Melihat sahabatnya yang kebakaran jenggot sendiri, Nina malah tersenyum. Ya mau bagaimana lagi Mita memang sahabatnya sejak smp, mereka juga satu kampung. Nina anak yang pintar, ia tidak pernah absen juara kelas. Bahkan banyak guru menyayangkan keputusan Nina untuk menikah muda dan mengubur cita-citanya menjadi desain grafis. Gambarnya bagus, bahkan ia kerap mengikuti lomba desain, lomba membuat komik dan banyak yang berhubungan dengan menggambar.

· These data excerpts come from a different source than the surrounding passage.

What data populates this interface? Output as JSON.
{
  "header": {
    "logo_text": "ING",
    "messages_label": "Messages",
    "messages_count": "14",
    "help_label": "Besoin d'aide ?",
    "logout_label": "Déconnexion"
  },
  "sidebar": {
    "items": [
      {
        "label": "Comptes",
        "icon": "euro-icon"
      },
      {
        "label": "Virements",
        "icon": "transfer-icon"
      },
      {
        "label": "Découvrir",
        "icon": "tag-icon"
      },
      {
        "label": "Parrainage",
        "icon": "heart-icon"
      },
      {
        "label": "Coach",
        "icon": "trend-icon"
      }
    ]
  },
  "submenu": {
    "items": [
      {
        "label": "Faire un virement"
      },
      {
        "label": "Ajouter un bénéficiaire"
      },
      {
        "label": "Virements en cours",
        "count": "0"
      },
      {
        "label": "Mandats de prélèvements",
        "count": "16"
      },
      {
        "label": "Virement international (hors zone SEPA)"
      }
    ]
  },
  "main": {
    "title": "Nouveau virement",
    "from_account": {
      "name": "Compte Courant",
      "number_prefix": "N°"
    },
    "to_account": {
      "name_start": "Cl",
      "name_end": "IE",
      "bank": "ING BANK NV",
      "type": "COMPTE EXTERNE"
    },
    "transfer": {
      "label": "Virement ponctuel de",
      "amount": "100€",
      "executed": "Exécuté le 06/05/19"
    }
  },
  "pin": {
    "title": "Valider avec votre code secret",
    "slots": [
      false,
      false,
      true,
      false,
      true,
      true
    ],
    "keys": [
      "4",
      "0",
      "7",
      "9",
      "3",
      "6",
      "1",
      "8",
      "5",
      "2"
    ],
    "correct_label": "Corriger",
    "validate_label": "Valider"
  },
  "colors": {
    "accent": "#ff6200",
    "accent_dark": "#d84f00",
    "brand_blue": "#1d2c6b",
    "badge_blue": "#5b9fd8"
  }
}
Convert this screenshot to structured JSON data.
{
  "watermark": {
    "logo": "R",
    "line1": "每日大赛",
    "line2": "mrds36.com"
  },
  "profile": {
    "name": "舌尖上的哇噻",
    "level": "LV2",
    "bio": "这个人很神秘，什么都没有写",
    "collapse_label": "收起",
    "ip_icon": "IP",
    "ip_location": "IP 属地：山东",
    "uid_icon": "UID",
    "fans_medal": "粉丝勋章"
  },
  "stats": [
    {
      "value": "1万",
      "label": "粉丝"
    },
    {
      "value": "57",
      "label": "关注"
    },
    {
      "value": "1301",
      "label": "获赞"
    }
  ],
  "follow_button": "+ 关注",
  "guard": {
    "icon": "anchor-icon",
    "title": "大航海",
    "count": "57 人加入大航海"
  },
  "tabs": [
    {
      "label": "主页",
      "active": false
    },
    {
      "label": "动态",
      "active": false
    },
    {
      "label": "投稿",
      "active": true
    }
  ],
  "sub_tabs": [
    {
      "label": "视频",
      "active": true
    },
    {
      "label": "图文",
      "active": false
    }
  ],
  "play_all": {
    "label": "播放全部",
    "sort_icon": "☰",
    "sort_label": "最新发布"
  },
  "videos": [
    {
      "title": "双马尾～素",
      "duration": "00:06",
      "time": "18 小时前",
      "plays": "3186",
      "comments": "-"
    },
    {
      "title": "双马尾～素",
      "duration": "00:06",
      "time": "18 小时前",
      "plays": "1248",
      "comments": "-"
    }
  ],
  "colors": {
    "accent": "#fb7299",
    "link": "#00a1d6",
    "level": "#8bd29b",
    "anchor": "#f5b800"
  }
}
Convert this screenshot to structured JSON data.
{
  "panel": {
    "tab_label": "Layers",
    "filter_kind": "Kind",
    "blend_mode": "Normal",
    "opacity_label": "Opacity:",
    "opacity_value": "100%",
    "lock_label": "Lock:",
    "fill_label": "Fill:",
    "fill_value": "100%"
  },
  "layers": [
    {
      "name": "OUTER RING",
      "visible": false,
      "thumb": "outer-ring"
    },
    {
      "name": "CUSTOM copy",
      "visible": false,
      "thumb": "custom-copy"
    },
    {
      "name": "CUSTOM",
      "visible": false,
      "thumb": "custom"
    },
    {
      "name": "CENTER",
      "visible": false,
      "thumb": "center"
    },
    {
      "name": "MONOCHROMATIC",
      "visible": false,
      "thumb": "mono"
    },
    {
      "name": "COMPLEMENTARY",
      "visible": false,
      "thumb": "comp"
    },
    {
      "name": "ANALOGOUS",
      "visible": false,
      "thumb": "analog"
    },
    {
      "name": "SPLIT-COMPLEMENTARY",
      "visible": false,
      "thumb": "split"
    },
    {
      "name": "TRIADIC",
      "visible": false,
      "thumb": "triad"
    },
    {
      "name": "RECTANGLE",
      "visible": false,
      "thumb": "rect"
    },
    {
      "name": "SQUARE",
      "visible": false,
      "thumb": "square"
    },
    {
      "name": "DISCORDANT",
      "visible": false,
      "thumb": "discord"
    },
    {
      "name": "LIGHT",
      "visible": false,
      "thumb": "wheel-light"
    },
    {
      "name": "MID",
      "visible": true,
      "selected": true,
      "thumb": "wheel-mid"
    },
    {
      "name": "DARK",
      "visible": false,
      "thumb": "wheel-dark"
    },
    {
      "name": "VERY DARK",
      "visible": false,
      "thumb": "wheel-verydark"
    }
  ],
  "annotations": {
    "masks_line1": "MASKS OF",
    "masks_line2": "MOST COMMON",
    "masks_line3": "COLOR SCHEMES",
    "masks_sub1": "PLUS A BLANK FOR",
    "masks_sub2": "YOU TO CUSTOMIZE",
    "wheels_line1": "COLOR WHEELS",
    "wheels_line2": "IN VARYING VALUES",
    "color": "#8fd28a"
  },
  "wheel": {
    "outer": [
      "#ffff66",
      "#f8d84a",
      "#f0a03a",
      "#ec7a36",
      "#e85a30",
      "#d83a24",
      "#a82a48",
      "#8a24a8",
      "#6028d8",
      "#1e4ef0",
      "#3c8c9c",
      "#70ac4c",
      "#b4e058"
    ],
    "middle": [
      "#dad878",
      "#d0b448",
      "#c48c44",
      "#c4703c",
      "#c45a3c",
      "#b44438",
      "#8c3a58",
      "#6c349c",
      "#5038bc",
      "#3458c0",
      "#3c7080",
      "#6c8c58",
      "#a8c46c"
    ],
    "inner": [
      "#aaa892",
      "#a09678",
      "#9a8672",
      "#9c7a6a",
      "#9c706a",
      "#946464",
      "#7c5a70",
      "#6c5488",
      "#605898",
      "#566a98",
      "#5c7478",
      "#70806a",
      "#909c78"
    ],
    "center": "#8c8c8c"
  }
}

“Kok malah ketawa sih, Na?!” protes Mita.
“Gimana nggak ketawa, gue yang di cerai lo yang uring-uringan.”
“Lo nggak sedih?”
“Sedih,” Jawab Nina disertai dengan helaan nafas panjang, “Tapi harus segera berakhir, aku punya Akmal dan Sasa yang harus aku jaga perasaannya. Jika ada yang terluka, pasti mereka yang paling terluka nantinya, dan aku nggak mau itu terjadi . Aku ingin membuktikan pada mereka kalaupun ayah dan ibunya tidak lagi bersama, tidak akan berpengaruh pada kehidupan mereka selanjutnya.”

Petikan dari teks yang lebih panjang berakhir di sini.